Things weren’t always what they seemed; I’d learned that long ago. But did I want to learn the whole cruel, bloody history of this place to discover the truth?
The more I knew about this world and its people, the better I might understand it. Kyllen was no longer here to create a position in this world for me. I had to find my place on my own.
“Where can I read more about this?” I asked Lord Adriyel.
He arched a graceful eyebrow ridge. “You want to read?”
“I’m new to Lorsan. I have a lot to learn. Where can I find more information?

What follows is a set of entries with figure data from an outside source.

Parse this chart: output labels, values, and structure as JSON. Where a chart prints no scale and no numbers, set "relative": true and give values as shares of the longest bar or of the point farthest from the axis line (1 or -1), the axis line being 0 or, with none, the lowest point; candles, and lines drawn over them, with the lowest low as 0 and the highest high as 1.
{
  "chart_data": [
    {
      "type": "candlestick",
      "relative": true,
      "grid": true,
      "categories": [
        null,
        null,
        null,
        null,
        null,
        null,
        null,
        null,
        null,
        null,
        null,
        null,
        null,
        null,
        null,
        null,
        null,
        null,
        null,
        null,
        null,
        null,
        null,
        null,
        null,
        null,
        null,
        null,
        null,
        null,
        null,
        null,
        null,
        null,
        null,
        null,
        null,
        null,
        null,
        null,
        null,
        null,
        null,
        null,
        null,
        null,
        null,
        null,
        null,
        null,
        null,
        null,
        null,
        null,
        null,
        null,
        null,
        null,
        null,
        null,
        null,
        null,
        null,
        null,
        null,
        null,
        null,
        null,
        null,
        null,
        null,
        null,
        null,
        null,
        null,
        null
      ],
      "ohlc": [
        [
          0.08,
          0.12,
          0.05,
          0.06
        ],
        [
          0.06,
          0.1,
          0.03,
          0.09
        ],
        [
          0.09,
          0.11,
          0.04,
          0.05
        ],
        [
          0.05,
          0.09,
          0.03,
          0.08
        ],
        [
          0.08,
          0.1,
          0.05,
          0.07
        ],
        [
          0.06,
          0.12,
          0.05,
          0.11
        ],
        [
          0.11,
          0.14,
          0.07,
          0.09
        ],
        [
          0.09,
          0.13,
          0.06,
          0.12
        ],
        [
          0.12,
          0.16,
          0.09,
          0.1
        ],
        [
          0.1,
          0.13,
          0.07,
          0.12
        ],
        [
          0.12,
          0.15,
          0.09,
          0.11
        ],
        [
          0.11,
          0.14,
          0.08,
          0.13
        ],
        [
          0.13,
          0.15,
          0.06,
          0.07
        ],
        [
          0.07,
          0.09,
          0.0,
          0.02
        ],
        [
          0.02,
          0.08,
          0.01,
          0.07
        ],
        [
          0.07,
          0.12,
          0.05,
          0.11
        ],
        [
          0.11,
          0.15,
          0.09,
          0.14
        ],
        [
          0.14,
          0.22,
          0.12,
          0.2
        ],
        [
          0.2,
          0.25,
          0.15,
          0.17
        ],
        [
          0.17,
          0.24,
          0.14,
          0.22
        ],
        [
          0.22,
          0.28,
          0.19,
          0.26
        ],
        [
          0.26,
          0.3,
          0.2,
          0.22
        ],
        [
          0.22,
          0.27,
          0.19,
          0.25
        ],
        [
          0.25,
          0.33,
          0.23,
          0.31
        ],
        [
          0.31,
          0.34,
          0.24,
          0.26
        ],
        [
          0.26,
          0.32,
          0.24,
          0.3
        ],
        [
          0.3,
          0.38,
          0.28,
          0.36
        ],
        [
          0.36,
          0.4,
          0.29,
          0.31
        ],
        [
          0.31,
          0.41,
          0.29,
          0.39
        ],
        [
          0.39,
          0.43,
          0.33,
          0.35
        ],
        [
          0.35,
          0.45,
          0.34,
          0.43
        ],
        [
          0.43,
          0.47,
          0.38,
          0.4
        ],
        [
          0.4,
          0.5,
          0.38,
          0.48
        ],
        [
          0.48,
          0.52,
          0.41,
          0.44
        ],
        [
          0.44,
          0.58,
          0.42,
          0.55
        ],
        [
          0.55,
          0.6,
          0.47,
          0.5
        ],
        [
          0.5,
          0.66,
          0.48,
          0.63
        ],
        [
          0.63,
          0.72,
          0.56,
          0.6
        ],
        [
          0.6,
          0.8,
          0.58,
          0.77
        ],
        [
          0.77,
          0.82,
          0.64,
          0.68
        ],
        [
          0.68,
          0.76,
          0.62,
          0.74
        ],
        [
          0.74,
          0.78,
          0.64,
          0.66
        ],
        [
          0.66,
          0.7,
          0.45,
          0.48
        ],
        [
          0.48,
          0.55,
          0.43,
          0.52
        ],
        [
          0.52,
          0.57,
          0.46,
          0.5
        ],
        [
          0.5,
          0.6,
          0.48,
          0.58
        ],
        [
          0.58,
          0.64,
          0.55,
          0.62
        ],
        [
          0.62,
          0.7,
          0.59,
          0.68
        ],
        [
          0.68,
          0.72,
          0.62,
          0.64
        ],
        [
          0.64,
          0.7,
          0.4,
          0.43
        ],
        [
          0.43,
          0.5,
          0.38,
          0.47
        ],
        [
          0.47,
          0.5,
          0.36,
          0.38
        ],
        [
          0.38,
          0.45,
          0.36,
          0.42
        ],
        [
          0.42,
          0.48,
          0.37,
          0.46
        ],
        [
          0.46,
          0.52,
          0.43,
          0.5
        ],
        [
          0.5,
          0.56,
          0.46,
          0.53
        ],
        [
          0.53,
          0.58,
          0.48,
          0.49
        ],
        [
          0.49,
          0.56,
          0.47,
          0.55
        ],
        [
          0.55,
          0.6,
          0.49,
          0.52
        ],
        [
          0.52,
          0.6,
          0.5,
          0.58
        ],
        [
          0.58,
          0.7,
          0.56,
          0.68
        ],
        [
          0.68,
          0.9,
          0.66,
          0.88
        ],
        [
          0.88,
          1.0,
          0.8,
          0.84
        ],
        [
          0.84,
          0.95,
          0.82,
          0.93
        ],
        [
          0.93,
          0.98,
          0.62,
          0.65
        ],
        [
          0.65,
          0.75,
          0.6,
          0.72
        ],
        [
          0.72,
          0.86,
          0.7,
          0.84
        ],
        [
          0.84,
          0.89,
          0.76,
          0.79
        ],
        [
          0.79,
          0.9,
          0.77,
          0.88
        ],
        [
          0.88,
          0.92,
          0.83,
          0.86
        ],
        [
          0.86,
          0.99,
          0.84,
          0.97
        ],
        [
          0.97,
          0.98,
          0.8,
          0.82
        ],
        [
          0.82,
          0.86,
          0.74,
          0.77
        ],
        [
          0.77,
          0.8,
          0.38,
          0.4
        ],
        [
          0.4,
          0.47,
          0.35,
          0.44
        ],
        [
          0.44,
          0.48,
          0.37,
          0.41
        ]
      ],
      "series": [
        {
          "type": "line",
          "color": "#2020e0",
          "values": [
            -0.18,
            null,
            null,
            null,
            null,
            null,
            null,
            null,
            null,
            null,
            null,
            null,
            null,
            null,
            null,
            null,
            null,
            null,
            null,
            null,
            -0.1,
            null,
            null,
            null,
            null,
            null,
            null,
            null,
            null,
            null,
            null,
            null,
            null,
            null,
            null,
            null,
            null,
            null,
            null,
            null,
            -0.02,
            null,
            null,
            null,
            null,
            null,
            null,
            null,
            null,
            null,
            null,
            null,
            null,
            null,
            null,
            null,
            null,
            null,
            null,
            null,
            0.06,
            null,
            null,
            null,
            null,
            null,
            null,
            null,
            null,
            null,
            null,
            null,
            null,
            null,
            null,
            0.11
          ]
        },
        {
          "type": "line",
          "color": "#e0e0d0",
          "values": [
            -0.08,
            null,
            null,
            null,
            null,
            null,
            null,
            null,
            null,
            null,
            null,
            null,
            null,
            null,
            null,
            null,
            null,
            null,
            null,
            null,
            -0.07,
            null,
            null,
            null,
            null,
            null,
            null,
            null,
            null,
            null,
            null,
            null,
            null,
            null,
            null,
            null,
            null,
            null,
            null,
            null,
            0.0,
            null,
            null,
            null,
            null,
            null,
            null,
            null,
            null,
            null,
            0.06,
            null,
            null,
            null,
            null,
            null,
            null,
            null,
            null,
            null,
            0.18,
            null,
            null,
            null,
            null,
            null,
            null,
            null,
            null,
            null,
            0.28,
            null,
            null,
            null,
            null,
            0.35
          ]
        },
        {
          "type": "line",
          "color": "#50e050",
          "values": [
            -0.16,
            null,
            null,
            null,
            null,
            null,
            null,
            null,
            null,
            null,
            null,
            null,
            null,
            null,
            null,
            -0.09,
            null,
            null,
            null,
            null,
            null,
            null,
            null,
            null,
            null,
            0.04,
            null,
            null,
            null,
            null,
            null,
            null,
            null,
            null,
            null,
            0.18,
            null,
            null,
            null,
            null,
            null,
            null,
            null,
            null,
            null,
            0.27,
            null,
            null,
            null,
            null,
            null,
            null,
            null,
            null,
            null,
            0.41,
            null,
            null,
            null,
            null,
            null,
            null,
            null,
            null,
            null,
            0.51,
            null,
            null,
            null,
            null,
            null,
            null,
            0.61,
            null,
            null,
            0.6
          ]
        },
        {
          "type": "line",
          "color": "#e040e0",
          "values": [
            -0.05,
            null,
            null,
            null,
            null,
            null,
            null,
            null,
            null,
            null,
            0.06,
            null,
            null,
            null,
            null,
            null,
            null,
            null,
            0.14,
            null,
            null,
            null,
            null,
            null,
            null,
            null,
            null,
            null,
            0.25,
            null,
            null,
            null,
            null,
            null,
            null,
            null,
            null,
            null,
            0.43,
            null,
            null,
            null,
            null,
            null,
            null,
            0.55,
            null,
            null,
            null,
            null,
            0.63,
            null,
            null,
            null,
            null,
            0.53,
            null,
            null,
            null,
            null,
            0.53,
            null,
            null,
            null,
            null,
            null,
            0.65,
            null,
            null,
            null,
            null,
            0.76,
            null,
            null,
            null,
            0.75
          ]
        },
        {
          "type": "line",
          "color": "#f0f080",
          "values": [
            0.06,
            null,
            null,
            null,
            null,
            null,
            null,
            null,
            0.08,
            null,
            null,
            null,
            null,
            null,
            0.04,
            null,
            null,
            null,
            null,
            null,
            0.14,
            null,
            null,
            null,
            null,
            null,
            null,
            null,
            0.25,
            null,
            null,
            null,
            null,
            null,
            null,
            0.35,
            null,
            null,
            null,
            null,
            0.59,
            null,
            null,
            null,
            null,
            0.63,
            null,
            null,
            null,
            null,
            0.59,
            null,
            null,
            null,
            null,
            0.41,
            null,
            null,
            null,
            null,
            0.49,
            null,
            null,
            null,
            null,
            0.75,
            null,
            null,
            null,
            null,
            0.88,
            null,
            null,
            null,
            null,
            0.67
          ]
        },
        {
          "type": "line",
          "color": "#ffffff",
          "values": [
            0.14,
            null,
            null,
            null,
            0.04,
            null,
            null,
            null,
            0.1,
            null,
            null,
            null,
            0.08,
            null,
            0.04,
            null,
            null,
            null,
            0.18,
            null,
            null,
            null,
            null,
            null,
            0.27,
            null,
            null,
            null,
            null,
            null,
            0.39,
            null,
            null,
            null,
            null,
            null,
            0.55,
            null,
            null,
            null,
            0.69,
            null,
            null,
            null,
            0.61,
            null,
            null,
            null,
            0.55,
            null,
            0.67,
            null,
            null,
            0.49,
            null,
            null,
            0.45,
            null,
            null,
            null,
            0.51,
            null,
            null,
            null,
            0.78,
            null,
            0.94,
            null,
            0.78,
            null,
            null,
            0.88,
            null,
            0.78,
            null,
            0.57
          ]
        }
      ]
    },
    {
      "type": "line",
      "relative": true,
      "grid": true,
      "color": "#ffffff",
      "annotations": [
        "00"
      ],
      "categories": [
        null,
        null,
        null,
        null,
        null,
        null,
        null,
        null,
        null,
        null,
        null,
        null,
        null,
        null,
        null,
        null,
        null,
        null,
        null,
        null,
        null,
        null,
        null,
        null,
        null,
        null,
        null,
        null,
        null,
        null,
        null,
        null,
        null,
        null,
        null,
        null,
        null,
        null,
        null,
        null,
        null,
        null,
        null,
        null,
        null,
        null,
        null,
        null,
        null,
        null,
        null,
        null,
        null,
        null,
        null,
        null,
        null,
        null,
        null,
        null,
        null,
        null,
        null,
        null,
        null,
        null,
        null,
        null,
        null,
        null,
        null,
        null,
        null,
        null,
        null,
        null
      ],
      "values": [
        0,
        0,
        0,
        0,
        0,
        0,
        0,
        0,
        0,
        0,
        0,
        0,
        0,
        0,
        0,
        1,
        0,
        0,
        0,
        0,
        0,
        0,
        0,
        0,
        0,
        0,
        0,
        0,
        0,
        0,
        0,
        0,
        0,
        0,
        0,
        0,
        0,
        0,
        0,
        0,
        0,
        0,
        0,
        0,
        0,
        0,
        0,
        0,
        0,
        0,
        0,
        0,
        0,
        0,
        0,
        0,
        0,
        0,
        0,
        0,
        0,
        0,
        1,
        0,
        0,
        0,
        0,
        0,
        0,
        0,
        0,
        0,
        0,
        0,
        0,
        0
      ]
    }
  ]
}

Is there such a place?”
A smile graced his shapely mouth once again. “There is. As a matter of fact, it’s closer than you may think. Right between the roots of this tree lie our Royal Archives.”
Archives.
Kyllen had just spoken about that place, too, in my vision.
“If you’re not in a hurry, I can show you the way right now.” Lord Adriyel offered me his arm.
“Well, I…” I glanced at the massive mechanical clock that occupied the entire wall above the first landing of the grand staircase.